Li Yao tersenyum. “Ada apa?”
“Tentu saja, Grup Cahaya Matahari Agung!” seru Tong Tua sambil menepuk pahanya, wajahnya memerah. “Pasir Kecil, kau adalah mahasiswa di Kota Para Santo Surgawi, dan kau pasti pernah mendengar tentang Grup Cahaya Matahari Agung sebelumnya. Tetapi hanya penduduk asli Zona Ruang Angin Lintas yang telah mengalami perubahan yang dibawa oleh Grup Cahaya Matahari Agung bagi kita!”
“Sejak didirikan pada awal tahun ini, Grup Cahaya Matahari Mulia telah berkembang secara eksponensial. Mereka telah membangun armada kapal induk, mengakuisisi sekte Kultivasi, memonopoli mineral dan sumber daya di Dataran Tinggi Besi, memproduksi peralatan sihir baru… Momentumnya tidak pernah berhenti, dan terjadi pergerakan besar hampir setiap bulan!”
“Saat ini, anak perusahaan, cabang, dan sekte afiliasi dari Glorious Sunlight Group tersebar di setiap fragmen dunia dan kota angkasa di Zona Angkasa Cross Wind. Pada kenyataannya, mereka telah menjadi penguasa Zona Angkasa Cross Wind dan menjadikan kota asal kita sebagai pusat bisnis yang hampir setara dengan tiga zona angkasa teratas!”
“Zona Ruang Angin Lintas tidak pernah kekurangan peluang saat ini. Emas ada di mana-mana.
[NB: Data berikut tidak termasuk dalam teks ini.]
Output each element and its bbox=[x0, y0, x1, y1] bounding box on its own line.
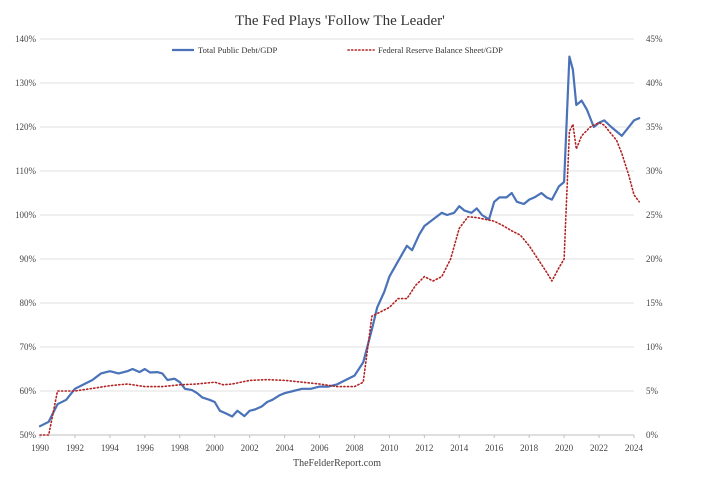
legend-label-fed: Federal Reserve Balance Sheet/GDP bbox=[378, 45, 503, 55]
x-axis: 1990 1992 1994 1996 1998 2000 2002 2004 2006 2008… bbox=[31, 434, 644, 453]
left-axis: 50% 60% 70% 80% 90% 100% 110% 120% 130% 140% bbox=[15, 34, 37, 440]
x-tick-label: 1996 bbox=[136, 443, 155, 453]
x-tick-label: 2014 bbox=[450, 443, 469, 453]
y-right-tick-label: 5% bbox=[646, 386, 659, 396]
legend: Total Public Debt/GDP Federal Reserve Ba… bbox=[172, 45, 503, 55]
x-tick-label: 2008 bbox=[345, 443, 364, 453]
y-right-tick-label: 10% bbox=[646, 342, 663, 352]
x-tick-label: 2010 bbox=[380, 443, 399, 453]
y-left-tick-label: 50% bbox=[20, 430, 37, 440]
grid-lines bbox=[40, 38, 634, 436]
y-left-tick-label: 110% bbox=[15, 166, 36, 176]
y-right-tick-label: 30% bbox=[646, 166, 663, 176]
series-line-debt bbox=[38, 55, 641, 428]
x-tick-label: 1994 bbox=[101, 443, 120, 453]
y-right-tick-label: 0% bbox=[646, 430, 659, 440]
legend-label-debt: Total Public Debt/GDP bbox=[198, 45, 277, 55]
y-left-tick-label: 90% bbox=[20, 254, 37, 264]
x-tick-label: 2004 bbox=[276, 443, 295, 453]
x-tick-label: 2016 bbox=[485, 443, 504, 453]
y-right-tick-label: 25% bbox=[646, 210, 663, 220]
x-tick-label: 2022 bbox=[590, 443, 608, 453]
x-tick-label: 2012 bbox=[415, 443, 433, 453]
x-tick-label: 1992 bbox=[66, 443, 84, 453]
y-left-tick-label: 80% bbox=[20, 298, 37, 308]
right-axis: 0% 5% 10% 15% 20% 25% 30% 35% 40% 45% bbox=[646, 34, 663, 440]
x-tick-label: 2024 bbox=[625, 443, 644, 453]
series-line-fed bbox=[39, 121, 641, 436]
x-tick-label: 2006 bbox=[311, 443, 330, 453]
x-tick-label: 2002 bbox=[241, 443, 259, 453]
y-left-tick-label: 60% bbox=[20, 386, 37, 396]
y-right-tick-label: 45% bbox=[646, 34, 663, 44]
x-tick-label: 2018 bbox=[520, 443, 539, 453]
x-tick-label: 2000 bbox=[206, 443, 225, 453]
y-right-tick-label: 20% bbox=[646, 254, 663, 264]
x-tick-label: 2020 bbox=[555, 443, 574, 453]
y-right-tick-label: 40% bbox=[646, 78, 663, 88]
source-label: TheFelderReport.com bbox=[293, 458, 381, 469]
y-left-tick-label: 140% bbox=[15, 34, 37, 44]
y-right-tick-label: 15% bbox=[646, 298, 663, 308]
series-lines bbox=[38, 55, 641, 436]
y-left-tick-label: 120% bbox=[15, 122, 37, 132]
x-tick-label: 1990 bbox=[31, 443, 50, 453]
y-left-tick-label: 130% bbox=[15, 78, 37, 88]
y-left-tick-label: 100% bbox=[15, 210, 37, 220]
y-left-tick-label: 70% bbox=[20, 342, 37, 352]
y-right-tick-label: 35% bbox=[646, 122, 663, 132]
x-tick-label: 1998 bbox=[171, 443, 190, 453]
chart-title: The Fed Plays 'Follow The Leader' bbox=[235, 13, 445, 29]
Anak muda dari Kota Orang Suci Surgawi seperti kalian kemungkinan akan melambung tinggi jika kalian rajin dan cukup cerdas untuk meraih peluang yang ditawarkan oleh Grup Sinar Matahari Mulia!”
“Benarkah begitu?”
Li Yao teringat sesuatu dan tertarik dengan pendapat orang awam tentang Grup Glorious Sunlight dan Iron Plateau. Kemudian dia bertanya, “Saudara Tong, saya diberitahu bahwa Grup Glorious Sunlight sangat terkait dengan Iron Plateau?”
“Apa yang salah dengan Dataran Tinggi Besi?” Tong Tua mengerutkan kening dan berkata, “Saat ini, banyak berkas tentang Dataran Tinggi Besi secara bertahap sedang dibuka kerahasiaannya. Semua orang tahu bahwa enam sekte Kota Suci Surgawi dan penduduk asli Dataran Tinggi Besi tidak akur satu sama lain karena persaingan untuk mendapatkan hak. Tetapi bagi orang desa yang berbisnis seperti kita, peristiwa lima ribu tahun yang lalu terlalu jauh, bukan?”
“Jelas bahwa Glorious Sunlight Group didukung oleh penduduk asli Iron Plateau. Tapi lalu kenapa?”
“Saat ini, karena Glorious Sunlight Group berkantor pusat di Zona Ruang Angkasa Cross Wind, tempat ini telah menjadi basis transit penting untuk komunikasi antara Iron Plateau dan dunia luar. Bayangkan saja. Berapa banyak peluang bisnis yang ada di luar sana dan berapa banyak manfaat yang akan diperoleh Zona Ruang Angkasa Cross Wind dari usaha ini?”
“Bukankah sempurna bahwa semua orang menghasilkan uang?”
“Sebelumnya, kami mengira penduduk asli Dataran Tinggi Besi adalah orang-orang barbar primitif dan agak khawatir. Tetapi kemudian, ketika kami berhubungan dengan mereka karena beberapa penduduk asli Dataran Tinggi Besi tiba di Zona Ruang Angin Lintas melalui Kelompok Sinar Matahari Agung, kami menemukan bahwa, meskipun mereka agak tidak beradab, mereka memiliki satu hidung dan dua mata dan tampak persis seperti kami!”
Li Yao berpikir sejenak dan bertanya lagi, “Saudara Tong, kebangkitan Grup Sinar Matahari Agung jelas bermanfaat bagi orang biasa. Tapi bagaimana dengan sekte kultivasi? Kurasa mereka tidak akan menyambut kedatangan konglomerat seperti itu, bukan?”